RURAL-SPECIFIC RESOURCES FOR PLANNERS
Small rural schools
share many problems and dilemmas, and appropriate projects using computers and
digital telecommunications can be fashioned to help address them. Barker and
Dickson (1996) provide a series of questions to help rural school administrators
assess their readiness to use common distance learning technologies; Beckner and
Barker (1994) provide a useful overview of the use of digital technologies in
rural schools. Sustainable Small Schools (Howley & Eckman, 1997), a handbook
published by this Clearinghouse, offers four strategic rules of thumb especially
for small rural schools and their communities:
Recycle. Use and reuse the resources your community already has. Even an
"antiquated" computer can serve excellent purposes in helping someone learn to
type or learn the basics of word processing, spreadsheet, and database software.
Plan. Keep new systems very flexible. Plan for adaptability to changes in
your school's needs and in technologies. Emerging wireless technology, for
instance, could make asbestos removal and stringing inside wiring an expensive
Stay on track. Don't get bogged down in the details when you are considering
technology. Focus on the big and the mid-range issues rather than technical
details of hardware and software: What are our goals? Can technology help? How?
Tap into the community. See what businesses are using; look for used or
donated equipment. Community members may also be a source of knowledge and
skills; most communities have experts who would like to help the local school.

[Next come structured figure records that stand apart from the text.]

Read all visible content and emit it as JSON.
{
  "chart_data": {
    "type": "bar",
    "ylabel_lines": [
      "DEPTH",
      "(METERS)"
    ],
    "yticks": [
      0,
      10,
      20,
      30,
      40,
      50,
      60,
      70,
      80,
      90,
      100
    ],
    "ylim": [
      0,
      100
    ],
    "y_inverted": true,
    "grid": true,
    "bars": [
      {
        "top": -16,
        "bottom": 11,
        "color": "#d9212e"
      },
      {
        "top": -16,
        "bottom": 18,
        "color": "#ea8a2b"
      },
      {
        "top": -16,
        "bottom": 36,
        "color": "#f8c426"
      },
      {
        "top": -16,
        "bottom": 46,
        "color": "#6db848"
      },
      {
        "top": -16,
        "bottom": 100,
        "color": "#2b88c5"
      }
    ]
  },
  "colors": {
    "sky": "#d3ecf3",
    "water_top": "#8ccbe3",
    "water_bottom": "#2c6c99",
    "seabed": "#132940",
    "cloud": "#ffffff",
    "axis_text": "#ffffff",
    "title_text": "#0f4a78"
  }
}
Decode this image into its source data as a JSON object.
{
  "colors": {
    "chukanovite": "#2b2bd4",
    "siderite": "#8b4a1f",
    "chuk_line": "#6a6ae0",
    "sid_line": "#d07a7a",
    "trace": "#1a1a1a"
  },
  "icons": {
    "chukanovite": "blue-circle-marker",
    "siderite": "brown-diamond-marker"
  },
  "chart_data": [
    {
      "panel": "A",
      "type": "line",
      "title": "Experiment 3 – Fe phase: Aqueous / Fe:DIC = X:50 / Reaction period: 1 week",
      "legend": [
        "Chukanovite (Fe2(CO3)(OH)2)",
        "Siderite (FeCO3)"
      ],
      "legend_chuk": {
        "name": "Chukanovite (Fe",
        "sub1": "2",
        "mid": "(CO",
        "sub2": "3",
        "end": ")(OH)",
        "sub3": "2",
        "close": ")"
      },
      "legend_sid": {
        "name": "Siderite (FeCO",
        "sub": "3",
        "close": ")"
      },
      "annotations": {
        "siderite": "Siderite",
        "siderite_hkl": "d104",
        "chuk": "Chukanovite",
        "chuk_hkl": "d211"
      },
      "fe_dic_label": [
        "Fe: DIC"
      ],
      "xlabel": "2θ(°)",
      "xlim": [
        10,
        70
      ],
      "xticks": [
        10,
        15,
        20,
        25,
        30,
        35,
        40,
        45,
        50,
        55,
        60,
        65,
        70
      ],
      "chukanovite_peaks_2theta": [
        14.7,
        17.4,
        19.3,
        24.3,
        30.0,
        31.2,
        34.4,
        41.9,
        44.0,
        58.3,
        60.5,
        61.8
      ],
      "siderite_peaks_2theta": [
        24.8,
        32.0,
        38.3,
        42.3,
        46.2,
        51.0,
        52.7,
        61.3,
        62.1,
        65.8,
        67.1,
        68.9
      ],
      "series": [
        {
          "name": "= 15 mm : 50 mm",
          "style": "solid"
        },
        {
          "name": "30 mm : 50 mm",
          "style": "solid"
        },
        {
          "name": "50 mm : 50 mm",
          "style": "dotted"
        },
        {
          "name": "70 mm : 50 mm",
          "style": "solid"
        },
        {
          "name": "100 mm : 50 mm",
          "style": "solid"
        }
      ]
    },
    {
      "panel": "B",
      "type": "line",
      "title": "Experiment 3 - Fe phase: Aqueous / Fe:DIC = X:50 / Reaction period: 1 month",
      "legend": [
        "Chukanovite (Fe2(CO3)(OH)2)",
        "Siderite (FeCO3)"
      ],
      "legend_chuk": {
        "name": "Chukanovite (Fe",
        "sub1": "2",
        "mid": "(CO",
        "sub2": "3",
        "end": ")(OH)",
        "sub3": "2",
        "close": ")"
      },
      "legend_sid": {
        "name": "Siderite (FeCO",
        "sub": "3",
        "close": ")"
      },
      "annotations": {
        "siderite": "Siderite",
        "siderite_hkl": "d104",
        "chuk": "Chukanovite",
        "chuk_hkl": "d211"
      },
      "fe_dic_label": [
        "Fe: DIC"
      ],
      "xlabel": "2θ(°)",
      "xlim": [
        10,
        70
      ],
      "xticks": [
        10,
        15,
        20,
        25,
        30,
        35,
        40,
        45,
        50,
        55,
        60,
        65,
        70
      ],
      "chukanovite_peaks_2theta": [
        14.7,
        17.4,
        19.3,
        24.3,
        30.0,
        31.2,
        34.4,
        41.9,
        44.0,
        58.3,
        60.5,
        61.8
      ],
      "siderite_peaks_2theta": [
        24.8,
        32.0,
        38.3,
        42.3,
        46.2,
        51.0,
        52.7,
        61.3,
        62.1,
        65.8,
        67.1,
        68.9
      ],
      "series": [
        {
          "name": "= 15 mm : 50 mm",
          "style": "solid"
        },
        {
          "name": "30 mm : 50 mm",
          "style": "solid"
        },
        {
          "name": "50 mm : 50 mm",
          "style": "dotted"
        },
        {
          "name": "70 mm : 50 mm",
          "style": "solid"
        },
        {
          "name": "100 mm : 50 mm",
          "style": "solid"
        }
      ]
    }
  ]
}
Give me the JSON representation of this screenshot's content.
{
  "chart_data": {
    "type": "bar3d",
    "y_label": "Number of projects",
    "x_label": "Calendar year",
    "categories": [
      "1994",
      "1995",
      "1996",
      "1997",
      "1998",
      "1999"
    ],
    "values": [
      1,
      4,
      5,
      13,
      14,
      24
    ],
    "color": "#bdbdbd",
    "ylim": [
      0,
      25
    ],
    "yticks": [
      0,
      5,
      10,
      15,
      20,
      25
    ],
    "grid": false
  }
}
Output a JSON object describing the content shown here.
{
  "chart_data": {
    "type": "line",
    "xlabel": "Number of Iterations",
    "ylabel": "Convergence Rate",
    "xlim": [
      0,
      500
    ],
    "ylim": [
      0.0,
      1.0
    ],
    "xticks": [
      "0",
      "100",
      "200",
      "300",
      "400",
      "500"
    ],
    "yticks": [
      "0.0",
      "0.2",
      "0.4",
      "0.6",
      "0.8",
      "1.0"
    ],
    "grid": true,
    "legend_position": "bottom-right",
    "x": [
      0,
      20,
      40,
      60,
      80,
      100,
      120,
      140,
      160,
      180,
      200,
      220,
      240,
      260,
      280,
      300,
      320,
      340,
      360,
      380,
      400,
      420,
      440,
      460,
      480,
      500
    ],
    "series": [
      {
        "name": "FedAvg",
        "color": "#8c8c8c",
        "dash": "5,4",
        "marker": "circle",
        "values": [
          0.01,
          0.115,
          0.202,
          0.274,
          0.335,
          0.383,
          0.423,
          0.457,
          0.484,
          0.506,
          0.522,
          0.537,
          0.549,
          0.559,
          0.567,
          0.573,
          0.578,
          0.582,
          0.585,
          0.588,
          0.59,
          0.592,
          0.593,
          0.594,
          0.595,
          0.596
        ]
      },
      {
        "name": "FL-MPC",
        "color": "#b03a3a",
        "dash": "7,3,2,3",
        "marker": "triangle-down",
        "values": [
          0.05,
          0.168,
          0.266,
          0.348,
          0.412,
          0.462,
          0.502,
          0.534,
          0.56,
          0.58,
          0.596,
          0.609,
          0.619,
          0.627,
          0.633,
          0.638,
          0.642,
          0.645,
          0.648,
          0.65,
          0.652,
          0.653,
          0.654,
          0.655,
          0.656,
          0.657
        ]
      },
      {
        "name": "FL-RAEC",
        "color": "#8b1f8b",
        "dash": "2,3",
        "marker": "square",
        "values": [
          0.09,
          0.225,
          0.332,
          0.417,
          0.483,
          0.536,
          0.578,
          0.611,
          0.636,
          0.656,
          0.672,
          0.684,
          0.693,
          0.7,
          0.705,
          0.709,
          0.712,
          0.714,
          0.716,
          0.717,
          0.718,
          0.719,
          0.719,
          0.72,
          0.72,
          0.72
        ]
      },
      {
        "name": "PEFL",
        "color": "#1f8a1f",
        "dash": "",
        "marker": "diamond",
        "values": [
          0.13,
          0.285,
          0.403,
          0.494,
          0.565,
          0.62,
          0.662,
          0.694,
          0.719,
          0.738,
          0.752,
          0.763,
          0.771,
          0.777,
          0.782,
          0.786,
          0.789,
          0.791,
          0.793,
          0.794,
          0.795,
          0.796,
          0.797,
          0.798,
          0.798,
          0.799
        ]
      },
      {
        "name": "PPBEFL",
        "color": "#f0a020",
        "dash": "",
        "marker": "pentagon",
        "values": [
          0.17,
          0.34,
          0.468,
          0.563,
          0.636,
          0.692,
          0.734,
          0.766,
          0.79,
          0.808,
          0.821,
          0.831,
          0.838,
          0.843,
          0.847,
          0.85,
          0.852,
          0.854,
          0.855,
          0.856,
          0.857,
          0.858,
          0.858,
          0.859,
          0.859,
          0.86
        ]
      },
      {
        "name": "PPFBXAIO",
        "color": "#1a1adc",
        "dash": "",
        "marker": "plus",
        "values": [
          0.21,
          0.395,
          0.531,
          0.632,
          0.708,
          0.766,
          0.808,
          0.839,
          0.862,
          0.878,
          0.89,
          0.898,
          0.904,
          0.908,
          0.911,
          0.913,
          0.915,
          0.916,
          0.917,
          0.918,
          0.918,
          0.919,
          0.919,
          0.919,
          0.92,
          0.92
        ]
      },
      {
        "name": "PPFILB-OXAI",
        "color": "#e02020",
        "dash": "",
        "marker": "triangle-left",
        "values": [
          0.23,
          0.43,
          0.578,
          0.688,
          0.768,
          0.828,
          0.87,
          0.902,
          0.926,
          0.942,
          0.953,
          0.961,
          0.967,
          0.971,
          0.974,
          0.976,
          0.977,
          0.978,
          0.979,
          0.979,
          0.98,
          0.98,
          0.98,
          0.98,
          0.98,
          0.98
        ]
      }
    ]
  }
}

Rural schools don't have to look like urban
schools. Some people, however, insist that good applications of technology
require larger schools patterned after the urban model. This view reverses the
proper order of things: Small rural schools remain a valued fact of life in many
rural communities. The challenge is to determine the best way to use technology
in such places. This may also mean knowing when to resist the allure of
technology. Acquiring cutting-edge technology is not a good justification for
building larger schools or closing small ones. A better course is to seek a
middle ground, one that views the information infrastructure and computers as
tools for use in serving locally defined purposes without sacrificing other,
more durable and essential qualities of rural life and schooling.